Paste this block into any sbatch script that runs Singularity with GPU:

```bash
# Auto-detect Singularity GPU flag
if ls /usr/bin/nvidia-container-cli &>/dev/null; then
    NV_FLAG="--nvccli"
else
    NV_FLAG="--nv"
fi
echo "[singularity] GPU flag: $NV_FLAG"

singularity exec $NV_FLAG "$SIF" command ...
```

---

## Node Reference Table (Tested 2026-03-26)

| Node | GPU | VRAM | Both Flags Work | Recommended |
|------|-----|------|-----------------|-------------|
| zeta | A100 SXM4 80GB | 8× 80GB = 640GB | Yes | `--nvccli` |
| tensorcore | A100 SXM4 40GB | 8× 40GB = 320GB | Yes | `--nvccli` |
| tau | H100 80GB | varies | Yes | `--nvccli` |

> All nodes now support both `--nv` and `--nvccli`. Use `--nvccli` for portability.

## Why `--nvccli` is Recommended

| Reason | Explanation |
|--------|-------------|
| **Modern standard** | Uses `nvidia-container-toolkit`, same as Docker/Podman/Kubernetes |
| **Portable** | Same command works across different container runtimes and clusters |
| **CDI support** | Handles Container Device Interface (the new spec) correctly |
| **Future-proof** | `--nv` is legacy/deprecated upstream |
| **Cleaner isolation** | Delegates GPU setup to dedicated binary, not singularity's library injection |

**Bottom line:** Both work on all nodes. Use `--nvccli` for scripts you want to reuse elsewhere.

---

## User Trip — Cancelling a Live GPU Job (Learned 2026-03-21)

### What Happened

`scancel` was used to kill a running vLLM job (8-way NCCL across all GPUs).
The NCCL workers did not clean up cleanly → GPU memory stayed allocated →
Slurm epilog detected leftover GPU usage → **zeta marked as `UnavailableNodes`**.

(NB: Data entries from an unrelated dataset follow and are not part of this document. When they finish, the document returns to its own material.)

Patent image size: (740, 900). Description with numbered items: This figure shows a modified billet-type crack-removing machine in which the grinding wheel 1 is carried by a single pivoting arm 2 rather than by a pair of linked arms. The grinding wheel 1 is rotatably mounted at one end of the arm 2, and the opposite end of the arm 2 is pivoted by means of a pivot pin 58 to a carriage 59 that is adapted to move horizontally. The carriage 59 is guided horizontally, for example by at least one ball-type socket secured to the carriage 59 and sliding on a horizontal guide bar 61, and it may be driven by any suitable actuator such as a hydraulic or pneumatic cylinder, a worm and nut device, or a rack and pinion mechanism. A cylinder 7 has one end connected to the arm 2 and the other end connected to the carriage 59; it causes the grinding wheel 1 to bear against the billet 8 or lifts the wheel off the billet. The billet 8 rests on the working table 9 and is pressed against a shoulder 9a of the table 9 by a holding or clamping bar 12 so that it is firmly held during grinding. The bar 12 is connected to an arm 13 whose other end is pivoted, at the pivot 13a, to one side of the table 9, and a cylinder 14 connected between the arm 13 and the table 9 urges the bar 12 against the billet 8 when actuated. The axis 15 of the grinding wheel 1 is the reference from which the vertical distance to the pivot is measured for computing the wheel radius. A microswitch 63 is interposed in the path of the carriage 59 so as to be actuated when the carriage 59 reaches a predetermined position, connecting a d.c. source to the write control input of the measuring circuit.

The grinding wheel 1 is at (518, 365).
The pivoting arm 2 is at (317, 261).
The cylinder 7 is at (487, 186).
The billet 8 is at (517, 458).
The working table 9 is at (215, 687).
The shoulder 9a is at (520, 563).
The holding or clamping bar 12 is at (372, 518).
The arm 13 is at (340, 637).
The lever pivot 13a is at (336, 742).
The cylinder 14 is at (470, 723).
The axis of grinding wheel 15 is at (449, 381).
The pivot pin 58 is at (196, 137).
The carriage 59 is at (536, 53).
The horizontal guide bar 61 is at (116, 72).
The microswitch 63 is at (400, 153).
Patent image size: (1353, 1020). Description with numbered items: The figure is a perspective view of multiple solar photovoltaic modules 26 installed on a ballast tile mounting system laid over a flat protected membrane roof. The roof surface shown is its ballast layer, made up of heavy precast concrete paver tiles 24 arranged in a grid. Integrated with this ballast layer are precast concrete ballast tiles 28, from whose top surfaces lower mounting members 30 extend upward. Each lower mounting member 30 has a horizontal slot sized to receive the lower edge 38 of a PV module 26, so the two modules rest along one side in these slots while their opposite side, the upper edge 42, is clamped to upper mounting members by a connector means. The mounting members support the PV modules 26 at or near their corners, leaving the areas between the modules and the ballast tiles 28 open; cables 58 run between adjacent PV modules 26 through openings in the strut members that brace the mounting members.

Next job submission: `PENDING (ReqNodeNotAvail, UnavailableNodes:zeta)`

### Fix (admin required)

```bash
# 1. SSH to zeta and check for leftover processes
ps aux | grep -E 'python|vllm|nccl' | grep -v grep

# 2. Check if GPU memory is still held
nvidia-smi | grep -E 'MiB|Processes'

# 3a. If GPU is clear → resume node in Slurm (from login node)
scontrol update node=zeta state=resume

# 3b. If processes still stuck → kill first, then resume
kill -9 $(ps aux | grep python | grep -v grep | awk '{print $2}')
scontrol update node=zeta state=resume
```

### Prevention — Graceful Job Cancellation

Never use bare `scancel` on a live NCCL/multi-GPU Singularity job.
Use SIGINT first to allow clean GPU release:

```bash
scancel --signal=SIGINT <JOBID>   # Ctrl+C → NCCL releases GPU contexts
sleep 10
scancel <JOBID>                   # force kill if still running
```

---

## Symptoms of Wrong Flag

| Symptom | Likely Cause |
|---------|-------------|
| `CUDA not available` / `False 0` | No GPU flag passed at all |
| Container exits immediately | Wrong SIF path or missing image |
| `unrecognized arguments` | Using `singularity run` with vLLM args — use `singularity exec` instead |

> Note: The "`--nv` hangs" issue from earlier versions has been resolved via cluster updates.